Adobe also today announced that Firefly’s users have now generated three billion images since the service launched about half a year ago, with one billion generated last month alone. The vast majority of Firefly users (90%) are also net-new to Adobe’s products. The majority of these users surely use the Firefly web app, which helps explain why a few weeks ago, the company decided to turn what was essentially a demo site for Firefly into a full-fledged Creative Cloud service.
Alexandru Costin, Adobe’s VP for generative AI and Sensei, told me that the new model wasn’t just trained on more recent images from Adobe Stock and other commercially safe sources, but also that it is significantly larger. “Firefly is an ensemble of multiple models and I think we’ve increased their sizes by a factor of three,” he told me. “So it’s like a brain that’s three times larger and that will know how to make these connections and render more beautiful pixels, more beautiful details for the user.” The company also increased the dataset by almost a factor of two, which in turn should give the model a better understanding of what users are asking for.
That larger model is obviously more resource-intensive, but Costin noted that it should run at the same speed as the first model. “We’re continuing our explorations and investment in the distillation, pruning, optimization, and quantization. There’s a lot of work going into making sure customers get a similar experience, but we don’t balloon the cloud costs too much.” Right now, though, Adobe’s focus is on quality over optimization.
For now, the new model will be available through the Firefly web app, but it will also come to Creative Cloud apps like Photoshop, where it powers popular features like generative fill, in the near future. That’s also something Costin stressed. The way Adobe thinks about generative AI isn’t so much about content creation but generative editing, he said.
“What we’ve seen our customers do, and this is why Photoshop generative fill is so successful, is not generating new assets only but it’s taking existing assets — a photo shoot, a product shoot — and then using generative capabilities to basically enhance existing workflows. So we’re calling our umbrella term for defining generative as more generative editing than just text-to-image because we think that’s more important for our customers.”

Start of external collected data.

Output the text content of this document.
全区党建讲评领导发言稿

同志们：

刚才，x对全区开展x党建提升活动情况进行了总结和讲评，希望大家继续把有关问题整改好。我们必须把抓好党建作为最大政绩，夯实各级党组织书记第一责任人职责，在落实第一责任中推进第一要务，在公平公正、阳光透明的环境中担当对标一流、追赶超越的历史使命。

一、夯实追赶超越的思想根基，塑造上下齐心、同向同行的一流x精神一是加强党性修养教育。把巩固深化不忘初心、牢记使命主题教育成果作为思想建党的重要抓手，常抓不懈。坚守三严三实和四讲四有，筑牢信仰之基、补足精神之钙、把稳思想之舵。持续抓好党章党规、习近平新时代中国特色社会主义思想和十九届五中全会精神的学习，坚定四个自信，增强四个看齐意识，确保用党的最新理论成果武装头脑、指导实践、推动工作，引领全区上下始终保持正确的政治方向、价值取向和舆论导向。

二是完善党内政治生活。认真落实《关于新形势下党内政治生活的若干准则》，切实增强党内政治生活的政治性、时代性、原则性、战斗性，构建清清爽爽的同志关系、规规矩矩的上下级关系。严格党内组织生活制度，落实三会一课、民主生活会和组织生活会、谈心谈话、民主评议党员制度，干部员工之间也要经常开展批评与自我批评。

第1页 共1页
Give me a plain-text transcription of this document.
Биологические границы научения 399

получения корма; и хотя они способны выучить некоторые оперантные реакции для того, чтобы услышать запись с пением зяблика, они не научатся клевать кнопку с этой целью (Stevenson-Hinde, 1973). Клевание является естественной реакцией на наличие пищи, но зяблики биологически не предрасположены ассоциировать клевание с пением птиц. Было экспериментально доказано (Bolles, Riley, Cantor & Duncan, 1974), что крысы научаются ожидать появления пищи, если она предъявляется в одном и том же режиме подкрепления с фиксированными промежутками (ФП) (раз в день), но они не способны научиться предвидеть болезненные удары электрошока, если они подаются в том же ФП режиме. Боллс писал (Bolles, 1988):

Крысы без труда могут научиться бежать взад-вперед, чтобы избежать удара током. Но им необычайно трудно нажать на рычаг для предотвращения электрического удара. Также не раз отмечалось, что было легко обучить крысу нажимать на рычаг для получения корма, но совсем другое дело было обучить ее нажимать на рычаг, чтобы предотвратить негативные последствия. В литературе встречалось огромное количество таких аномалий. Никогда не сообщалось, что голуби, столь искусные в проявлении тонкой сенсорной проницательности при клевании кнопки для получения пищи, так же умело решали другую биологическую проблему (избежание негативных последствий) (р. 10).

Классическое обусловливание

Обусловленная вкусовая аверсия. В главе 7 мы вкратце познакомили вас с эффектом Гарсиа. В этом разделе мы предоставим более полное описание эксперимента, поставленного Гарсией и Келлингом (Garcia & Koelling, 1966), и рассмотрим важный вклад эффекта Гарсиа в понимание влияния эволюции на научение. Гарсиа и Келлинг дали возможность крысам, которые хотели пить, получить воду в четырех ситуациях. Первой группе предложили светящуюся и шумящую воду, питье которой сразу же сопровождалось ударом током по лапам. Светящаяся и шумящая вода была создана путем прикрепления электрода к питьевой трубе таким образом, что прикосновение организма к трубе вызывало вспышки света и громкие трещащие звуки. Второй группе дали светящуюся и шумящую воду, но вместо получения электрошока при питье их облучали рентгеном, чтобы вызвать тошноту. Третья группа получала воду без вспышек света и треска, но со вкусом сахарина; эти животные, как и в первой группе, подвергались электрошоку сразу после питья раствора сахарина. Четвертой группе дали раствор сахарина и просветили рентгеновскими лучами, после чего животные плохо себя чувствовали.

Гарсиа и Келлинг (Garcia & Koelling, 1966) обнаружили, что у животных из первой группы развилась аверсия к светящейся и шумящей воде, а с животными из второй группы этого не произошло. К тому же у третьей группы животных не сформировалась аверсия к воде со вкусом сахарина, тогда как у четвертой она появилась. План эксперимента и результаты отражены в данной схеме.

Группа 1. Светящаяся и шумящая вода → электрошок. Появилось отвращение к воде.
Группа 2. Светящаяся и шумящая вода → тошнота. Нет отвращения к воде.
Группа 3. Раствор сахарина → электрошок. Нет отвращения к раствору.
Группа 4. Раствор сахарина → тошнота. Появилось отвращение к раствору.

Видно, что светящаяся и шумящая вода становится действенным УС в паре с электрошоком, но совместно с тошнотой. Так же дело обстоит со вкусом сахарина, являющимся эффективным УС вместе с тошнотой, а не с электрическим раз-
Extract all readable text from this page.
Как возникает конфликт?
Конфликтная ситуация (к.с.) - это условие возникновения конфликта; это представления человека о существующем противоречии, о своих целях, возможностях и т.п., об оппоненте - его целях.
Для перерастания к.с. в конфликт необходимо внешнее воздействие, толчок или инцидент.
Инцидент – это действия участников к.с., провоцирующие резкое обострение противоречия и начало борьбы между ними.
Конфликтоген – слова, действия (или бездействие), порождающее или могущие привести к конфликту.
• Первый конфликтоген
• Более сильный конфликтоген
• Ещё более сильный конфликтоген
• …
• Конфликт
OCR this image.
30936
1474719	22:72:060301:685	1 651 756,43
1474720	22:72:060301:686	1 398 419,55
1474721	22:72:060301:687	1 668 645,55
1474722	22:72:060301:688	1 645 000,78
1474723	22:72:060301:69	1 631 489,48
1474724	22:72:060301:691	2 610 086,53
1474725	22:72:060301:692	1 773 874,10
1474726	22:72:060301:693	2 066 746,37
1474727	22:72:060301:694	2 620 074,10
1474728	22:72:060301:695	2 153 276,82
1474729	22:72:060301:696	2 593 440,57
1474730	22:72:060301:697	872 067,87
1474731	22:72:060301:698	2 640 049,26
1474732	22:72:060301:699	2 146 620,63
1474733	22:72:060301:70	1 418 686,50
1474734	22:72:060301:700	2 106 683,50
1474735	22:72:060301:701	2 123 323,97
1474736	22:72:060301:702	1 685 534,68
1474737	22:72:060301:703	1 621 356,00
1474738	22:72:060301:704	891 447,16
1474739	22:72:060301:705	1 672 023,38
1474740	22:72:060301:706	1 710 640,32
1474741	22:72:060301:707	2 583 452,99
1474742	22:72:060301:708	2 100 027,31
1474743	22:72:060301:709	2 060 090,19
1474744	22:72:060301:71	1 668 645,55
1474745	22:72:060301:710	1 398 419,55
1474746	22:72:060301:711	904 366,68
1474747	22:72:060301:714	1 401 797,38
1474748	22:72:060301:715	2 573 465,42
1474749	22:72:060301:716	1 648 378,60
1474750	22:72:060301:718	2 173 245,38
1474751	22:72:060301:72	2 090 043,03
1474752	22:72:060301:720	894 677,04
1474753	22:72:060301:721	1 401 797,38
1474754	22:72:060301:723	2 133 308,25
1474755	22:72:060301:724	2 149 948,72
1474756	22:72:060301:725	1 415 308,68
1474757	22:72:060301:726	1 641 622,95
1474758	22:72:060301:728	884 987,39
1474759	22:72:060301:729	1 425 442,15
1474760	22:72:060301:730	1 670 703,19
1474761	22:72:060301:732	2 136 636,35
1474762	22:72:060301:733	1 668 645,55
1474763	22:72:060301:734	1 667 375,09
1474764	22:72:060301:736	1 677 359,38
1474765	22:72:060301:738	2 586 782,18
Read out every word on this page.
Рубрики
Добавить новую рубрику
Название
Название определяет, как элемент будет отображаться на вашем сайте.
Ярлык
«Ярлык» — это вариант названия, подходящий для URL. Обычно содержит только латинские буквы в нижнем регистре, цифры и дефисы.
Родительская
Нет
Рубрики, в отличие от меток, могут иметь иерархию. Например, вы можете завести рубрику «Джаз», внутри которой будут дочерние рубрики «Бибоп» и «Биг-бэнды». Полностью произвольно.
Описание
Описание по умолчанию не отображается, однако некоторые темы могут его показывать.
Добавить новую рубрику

With this new model, Adobe is also introducing a few new controls in the Firefly web app that now allow users to set the depth of field for their images, as well as motion blur and field of view settings. Also new is the ability to upload an existing image and then have Firefly match the style of that image, as well as a new auto-complete feature for when you write your prompts (which Adobe says is optimized to help you get to a better image).